ANGIOTENSIN CONVERTING ENZYME INHIBITORY ACTIVITY AND ANTIOXIDANT ACTIVITIES OF AQUEOUS EXTRACT OF COMBRETUM MICRANTHUM LEAVES
1.1 Background of the Study
The word hypertension is defined as a persistence increase in systemic arterial blood pressure (Sembulingam and Sembuligam, 2006). Clinically, when the systolic pressure remains elevated above 140mmHg and diastolic pressure remains elevated above 90mmHg, it is considered as hypertension. The prevalence varies with age, race, education, occupation and many other variables (Benowitz, 2009). In Nigeria for example, the true incidence of hypertension remains unknown but its prevalence among male and female is estimated to be 11.2% with age adjusted figure of 9.3% (Nurudeenet al., 2013). This translates into approximately 13.4 million Nigerians becoming hypertensive at the age of 15years and above, using the projected national population census figure of 120million (Akinkungbe, 1998). In fact, hypertension is reported to be next to malaria as most serious health problems in developing tropical countries (Agunwa, 1988).

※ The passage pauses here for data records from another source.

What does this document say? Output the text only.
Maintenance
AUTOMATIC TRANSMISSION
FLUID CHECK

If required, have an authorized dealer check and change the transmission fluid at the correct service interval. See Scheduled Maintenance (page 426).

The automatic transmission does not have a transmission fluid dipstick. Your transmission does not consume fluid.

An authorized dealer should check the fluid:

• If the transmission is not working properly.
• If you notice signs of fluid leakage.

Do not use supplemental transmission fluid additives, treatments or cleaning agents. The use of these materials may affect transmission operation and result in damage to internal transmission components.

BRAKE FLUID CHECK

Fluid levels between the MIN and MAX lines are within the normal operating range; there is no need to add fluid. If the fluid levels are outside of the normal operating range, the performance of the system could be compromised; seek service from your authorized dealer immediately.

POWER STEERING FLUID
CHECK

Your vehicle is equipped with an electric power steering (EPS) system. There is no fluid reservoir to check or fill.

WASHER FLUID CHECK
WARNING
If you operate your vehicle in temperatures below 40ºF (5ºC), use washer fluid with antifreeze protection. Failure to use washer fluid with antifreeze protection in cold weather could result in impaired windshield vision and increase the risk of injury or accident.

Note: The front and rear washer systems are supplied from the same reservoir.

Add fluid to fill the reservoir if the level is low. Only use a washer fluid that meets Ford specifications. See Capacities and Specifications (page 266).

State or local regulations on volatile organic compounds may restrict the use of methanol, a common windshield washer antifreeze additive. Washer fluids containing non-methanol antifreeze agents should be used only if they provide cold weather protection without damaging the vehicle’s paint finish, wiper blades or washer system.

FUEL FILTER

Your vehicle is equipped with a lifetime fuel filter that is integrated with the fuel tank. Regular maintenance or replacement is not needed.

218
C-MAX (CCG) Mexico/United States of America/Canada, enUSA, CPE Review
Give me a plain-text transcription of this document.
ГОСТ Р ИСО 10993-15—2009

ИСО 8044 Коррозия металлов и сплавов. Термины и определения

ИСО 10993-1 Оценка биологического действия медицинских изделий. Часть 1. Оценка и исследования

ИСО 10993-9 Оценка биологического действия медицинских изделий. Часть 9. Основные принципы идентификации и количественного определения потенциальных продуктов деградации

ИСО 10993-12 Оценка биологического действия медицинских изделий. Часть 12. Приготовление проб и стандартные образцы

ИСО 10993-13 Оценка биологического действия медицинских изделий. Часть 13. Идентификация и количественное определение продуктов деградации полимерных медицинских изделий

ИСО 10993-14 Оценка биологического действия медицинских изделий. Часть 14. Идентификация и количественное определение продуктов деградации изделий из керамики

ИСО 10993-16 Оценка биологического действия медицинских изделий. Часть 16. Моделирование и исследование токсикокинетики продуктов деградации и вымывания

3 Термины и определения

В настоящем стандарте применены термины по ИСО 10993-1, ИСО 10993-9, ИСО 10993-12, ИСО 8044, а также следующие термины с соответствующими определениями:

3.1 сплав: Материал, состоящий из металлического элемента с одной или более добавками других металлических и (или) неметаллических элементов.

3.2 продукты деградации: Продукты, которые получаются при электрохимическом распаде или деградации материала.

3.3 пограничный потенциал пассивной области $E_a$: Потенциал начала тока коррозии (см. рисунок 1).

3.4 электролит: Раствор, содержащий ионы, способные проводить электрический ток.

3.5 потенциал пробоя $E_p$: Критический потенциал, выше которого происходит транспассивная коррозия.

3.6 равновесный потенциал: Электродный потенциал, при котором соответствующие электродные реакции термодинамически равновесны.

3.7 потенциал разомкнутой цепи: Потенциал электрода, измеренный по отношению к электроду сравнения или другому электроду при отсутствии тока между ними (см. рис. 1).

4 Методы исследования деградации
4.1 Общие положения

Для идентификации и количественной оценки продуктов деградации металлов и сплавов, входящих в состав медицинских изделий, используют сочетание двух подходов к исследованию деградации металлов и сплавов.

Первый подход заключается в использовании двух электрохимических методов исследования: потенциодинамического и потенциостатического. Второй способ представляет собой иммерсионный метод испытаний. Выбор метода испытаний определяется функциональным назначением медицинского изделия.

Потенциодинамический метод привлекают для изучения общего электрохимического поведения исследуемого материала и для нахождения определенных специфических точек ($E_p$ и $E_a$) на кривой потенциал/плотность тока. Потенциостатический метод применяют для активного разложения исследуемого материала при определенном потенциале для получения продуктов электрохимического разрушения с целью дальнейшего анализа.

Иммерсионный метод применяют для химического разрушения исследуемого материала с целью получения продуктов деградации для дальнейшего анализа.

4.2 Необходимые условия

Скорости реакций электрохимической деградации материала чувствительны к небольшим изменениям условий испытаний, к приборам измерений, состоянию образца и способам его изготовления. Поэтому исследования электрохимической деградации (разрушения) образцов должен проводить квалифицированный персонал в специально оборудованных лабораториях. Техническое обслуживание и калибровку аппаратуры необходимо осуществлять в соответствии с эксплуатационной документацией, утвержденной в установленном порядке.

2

The global dimension of hypertension is immense, as it ranks the most common cardiovascular ailment afflicting about one billion people in the world and causing roughly 7.1 million deaths annually (Brundtland, 2002). Hypertension is said to be the most common cardiovascular disease among Africans and congestive cardiac failure its commonest complication (Akinkungbe 1972, 1985). Earlier studies suggested that hypertension was rare in African population (Sharper et al., 1969, Pobeeet al., 1977), however, epidemiological transition, urbanization, adoption of urban and foreign lifestyles and improved case findings, among others, have made hypertension more prevalent as shown in some studies (Cooper et al., 1998). The last Nigerian National Non-communicable Disease Survey (NNCDS) conducted in 1997 reported 11.4% prevalence of adult hypertension, varying from 14.8% in urban to 9.8% in rural residences respectively.